Aquilo que em mim sente está pensando

Fernando Pessoa, o grande poeta português, disse certa vez que “aquilo que em mim sente, está pensando”. A grande artista brasileira Lygia Clark disse o mesmo, num contexto bastante diverso. O que está dito aí reúne boa parte do esforço filosófico da fenomenologia da percepção de Merleau-Ponty, na medida em que reconhece a unidade entre sensação e pensamento, abolindo a oposição tradicional entre razão e sensação que sustenta boa parte do pensamento ocidental. De fato, perguntou-se a Merleau-Ponty qual era a razão de seu retorno ao mundo percebido, já que superar as ilusões da percepção era precisamente a meta de toda a filosofia e ciência; ele respondeu que esse retorno era necessário para se compreender a gênese da própria racionalidade, sua natureza e alcance (MERLEAU-PONTY, 1990). Toda a linguagem, toda a ciência, toda a racionalidade e todo o saber partem do mundo percebido. Em primeiro lugar, eu tenho um mundo, cuja origem é o encontro entre meu corpo e um horizonte, um “sistema de coisas”, operado pela percepção.  É a partir daí que a percepção funda em mim uma noção de “verdade” com a qual, muito posteriormente, filosofia e ciência poderão brincar, buscando assegurar as condições dessa “verdade” por meio de uma “lógica” ou de um “método”.

Mas o mundo que a percepção me dá não é o chamado “caos das sensações”, que seria ordenado por meio dos julgamentos da razão, por associação e memória. É anterior à representação, e me dá “coisas” – abertas e inacabadas – ao invés dos “objetos”, idealmente distintos uns dos outros, aos quais a ciência agrega propriedades, igualmente definidas e calculáveis. Ainda que o horizonte aberto pela percepção seja instável, dinâmico, tecendo campos de relações e hierarquias entre coisas e seres que se refazem a cada instante, este mundo pré-objetivo, anterior à linguagem e aos desempenhos da razão, é já um mundo vestido de sentido, de uma direção. Uma das belas lições que se pode extrair da fenomenologia merleau-pontyana é ler a palavra “sentido” em suas múltiplas implicações: os sentidos (corpo) me lançam no sentido (direção) do mundo e me entregam um mundo já banhado de sentido (significação). É sobre essa tese do mundo, dada no perceber, que a razão opera. E nessa percepção, tal qual descrita por Merleau-Ponty, em 1945, “os sentidos traduzem-se uns nos outros sem necessidade de um intérprete” (MERLEAU-PONTY, 1994: 315).

Pensamos como sentimos

Entretanto, muito embora as descrições de Merleau-Ponty tenham retomado de maneira decisiva o papel da percepção na experiência vivida – e mesmo a ciência contemporânea tem retomado caminhos abertos pelo fenomenólogo francês (o grupo do falecido Francisco Varela[1], por exemplo) -, a fenomenologia da percepção não foi capaz de perceber que este berço do sentido não desemboca necessariamente na razão: se assim fosse, a razão, tal qual a conhecemos, não seria uma marca distintiva do pensamento ocidental. Desnecessário lembrar o chauvinismo oitocentista que acompanha qualquer tentativa de afirmar a razão como emblema de uma superioridade do ocidente: a presente realidade global, e mesmo a descoberta de seus próprios limites ao longo do século XX, não mais permitem tomar a razão técnica européia como o ponto mais alto da evolução humana.
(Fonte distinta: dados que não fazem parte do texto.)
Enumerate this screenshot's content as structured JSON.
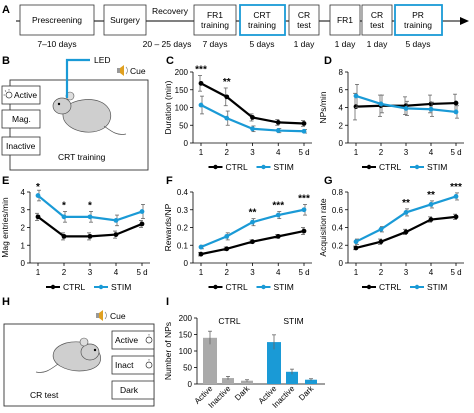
{
  "colors": {
    "ctrl": "#000000",
    "stim": "#1a9ad6",
    "bar_gray": "#aaaaaa",
    "err": "#666666"
  },
  "panel_letters": [
    "A",
    "B",
    "C",
    "D",
    "E",
    "F",
    "G",
    "H",
    "I"
  ],
  "timeline": {
    "stages": [
      {
        "label": "Prescreening",
        "highlight": false
      },
      {
        "label": "Surgery",
        "highlight": false
      },
      {
        "label": "Recovery",
        "highlight": false
      },
      {
        "label": "FR1\ntraining",
        "highlight": false
      },
      {
        "label": "CRT\ntraining",
        "highlight": true
      },
      {
        "label": "CR\ntest",
        "highlight": false
      },
      {
        "label": "FR1",
        "highlight": false
      },
      {
        "label": "CR\ntest",
        "highlight": false
      },
      {
        "label": "PR\ntraining",
        "highlight": true
      }
    ],
    "durations": [
      "7–10 days",
      "20 – 25 days",
      "7 days",
      "5 days",
      "1 day",
      "1 day",
      "1 day",
      "5 days"
    ]
  },
  "crt_schematic": {
    "led": "LED",
    "cue": "Cue",
    "levers": [
      "Active",
      "Mag.",
      "Inactive"
    ],
    "caption": "CRT training"
  },
  "cr_schematic": {
    "cue": "Cue",
    "levers": [
      "Active",
      "Inact",
      "Dark"
    ],
    "caption": "CR test"
  },
  "legend": {
    "ctrl": "CTRL",
    "stim": "STIM"
  },
  "chart_data": [
    {
      "panel": "C",
      "type": "line",
      "x": [
        1,
        2,
        3,
        4,
        5
      ],
      "x_tick_labels": [
        "1",
        "2",
        "3",
        "4",
        "5 d"
      ],
      "ylabel": "Duration (min)",
      "ylim": [
        0,
        200
      ],
      "yticks": [
        0,
        50,
        100,
        150,
        200
      ],
      "series": [
        {
          "name": "CTRL",
          "values": [
            168,
            130,
            72,
            58,
            55
          ],
          "err": [
            22,
            25,
            10,
            8,
            8
          ]
        },
        {
          "name": "STIM",
          "values": [
            107,
            70,
            40,
            35,
            33
          ],
          "err": [
            25,
            20,
            8,
            6,
            5
          ]
        }
      ],
      "annotations": [
        {
          "x": 1,
          "text": "***"
        },
        {
          "x": 2,
          "text": "**"
        }
      ],
      "legend": "bottom"
    },
    {
      "panel": "D",
      "type": "line",
      "x": [
        1,
        2,
        3,
        4,
        5
      ],
      "x_tick_labels": [
        "1",
        "2",
        "3",
        "4",
        "5 d"
      ],
      "ylabel": "NPs/min",
      "ylim": [
        0,
        8
      ],
      "yticks": [
        0,
        2,
        4,
        6,
        8
      ],
      "series": [
        {
          "name": "CTRL",
          "values": [
            4.1,
            4.2,
            4.2,
            4.4,
            4.5
          ],
          "err": [
            1.5,
            1.2,
            1.0,
            1.0,
            1.0
          ]
        },
        {
          "name": "STIM",
          "values": [
            5.3,
            4.4,
            3.9,
            3.8,
            3.5
          ],
          "err": [
            1.3,
            1.0,
            0.8,
            0.8,
            0.7
          ]
        }
      ],
      "annotations": [],
      "legend": "bottom"
    },
    {
      "panel": "E",
      "type": "line",
      "x": [
        1,
        2,
        3,
        4,
        5
      ],
      "x_tick_labels": [
        "1",
        "2",
        "3",
        "4",
        "5 d"
      ],
      "ylabel": "Mag entries/min",
      "ylim": [
        0,
        4
      ],
      "yticks": [
        0,
        1,
        2,
        3,
        4
      ],
      "series": [
        {
          "name": "CTRL",
          "values": [
            2.6,
            1.5,
            1.5,
            1.6,
            2.2
          ],
          "err": [
            0.2,
            0.2,
            0.2,
            0.2,
            0.2
          ]
        },
        {
          "name": "STIM",
          "values": [
            3.8,
            2.6,
            2.6,
            2.4,
            2.9
          ],
          "err": [
            0.3,
            0.3,
            0.3,
            0.3,
            0.4
          ]
        }
      ],
      "annotations": [
        {
          "x": 1,
          "text": "*"
        },
        {
          "x": 2,
          "text": "*"
        },
        {
          "x": 3,
          "text": "*"
        }
      ],
      "legend": "bottom"
    },
    {
      "panel": "F",
      "type": "line",
      "x": [
        1,
        2,
        3,
        4,
        5
      ],
      "x_tick_labels": [
        "1",
        "2",
        "3",
        "4",
        "5 d"
      ],
      "ylabel": "Rewards/NP",
      "ylim": [
        0,
        0.4
      ],
      "yticks": [
        0,
        0.1,
        0.2,
        0.3,
        0.4
      ],
      "series": [
        {
          "name": "CTRL",
          "values": [
            0.05,
            0.08,
            0.12,
            0.15,
            0.18
          ],
          "err": [
            0.01,
            0.01,
            0.01,
            0.01,
            0.02
          ]
        },
        {
          "name": "STIM",
          "values": [
            0.09,
            0.15,
            0.23,
            0.27,
            0.3
          ],
          "err": [
            0.01,
            0.02,
            0.02,
            0.02,
            0.03
          ]
        }
      ],
      "annotations": [
        {
          "x": 3,
          "text": "**"
        },
        {
          "x": 4,
          "text": "***"
        },
        {
          "x": 5,
          "text": "***"
        }
      ],
      "legend": "bottom"
    },
    {
      "panel": "G",
      "type": "line",
      "x": [
        1,
        2,
        3,
        4,
        5
      ],
      "x_tick_labels": [
        "1",
        "2",
        "3",
        "4",
        "5 d"
      ],
      "ylabel": "Acquisition rate",
      "ylim": [
        0,
        0.8
      ],
      "yticks": [
        0,
        0.2,
        0.4,
        0.6,
        0.8
      ],
      "series": [
        {
          "name": "CTRL",
          "values": [
            0.17,
            0.24,
            0.35,
            0.49,
            0.52
          ],
          "err": [
            0.02,
            0.03,
            0.03,
            0.03,
            0.03
          ]
        },
        {
          "name": "STIM",
          "values": [
            0.24,
            0.38,
            0.57,
            0.66,
            0.75
          ],
          "err": [
            0.03,
            0.03,
            0.04,
            0.04,
            0.04
          ]
        }
      ],
      "annotations": [
        {
          "x": 3,
          "text": "**"
        },
        {
          "x": 4,
          "text": "**"
        },
        {
          "x": 5,
          "text": "***"
        }
      ],
      "legend": "bottom"
    },
    {
      "panel": "I",
      "type": "bar",
      "ylabel": "Number of NPs",
      "ylim": [
        0,
        200
      ],
      "yticks": [
        0,
        50,
        100,
        150,
        200
      ],
      "groups": [
        {
          "name": "CTRL",
          "categories": [
            "Active",
            "Inactive",
            "Dark"
          ],
          "values": [
            140,
            18,
            10
          ],
          "err": [
            20,
            5,
            3
          ]
        },
        {
          "name": "STIM",
          "categories": [
            "Active",
            "Inactive",
            "Dark"
          ],
          "values": [
            127,
            37,
            13
          ],
          "err": [
            22,
            8,
            3
          ]
        }
      ]
    }
  ]
}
Devemos então pensar, ainda com Merleau-Ponty, que somente aquela admiração primeira com as coisas, de que nasce todo o pensamento, é que pode nos recordar incessantemente da inesgotável riqueza de sentidos do vivido. De tal forma que a razão desce de seu pedestal para entender-se somente como uma das formas de significar o vivido. Poderosa, sem dúvida; mas sem qualquer direito ao monopólio do acesso às coisas. Aproximada deste modo, a questão da percepção abre-se à multiplicidade das culturas como diferentes modos de celebrar o real.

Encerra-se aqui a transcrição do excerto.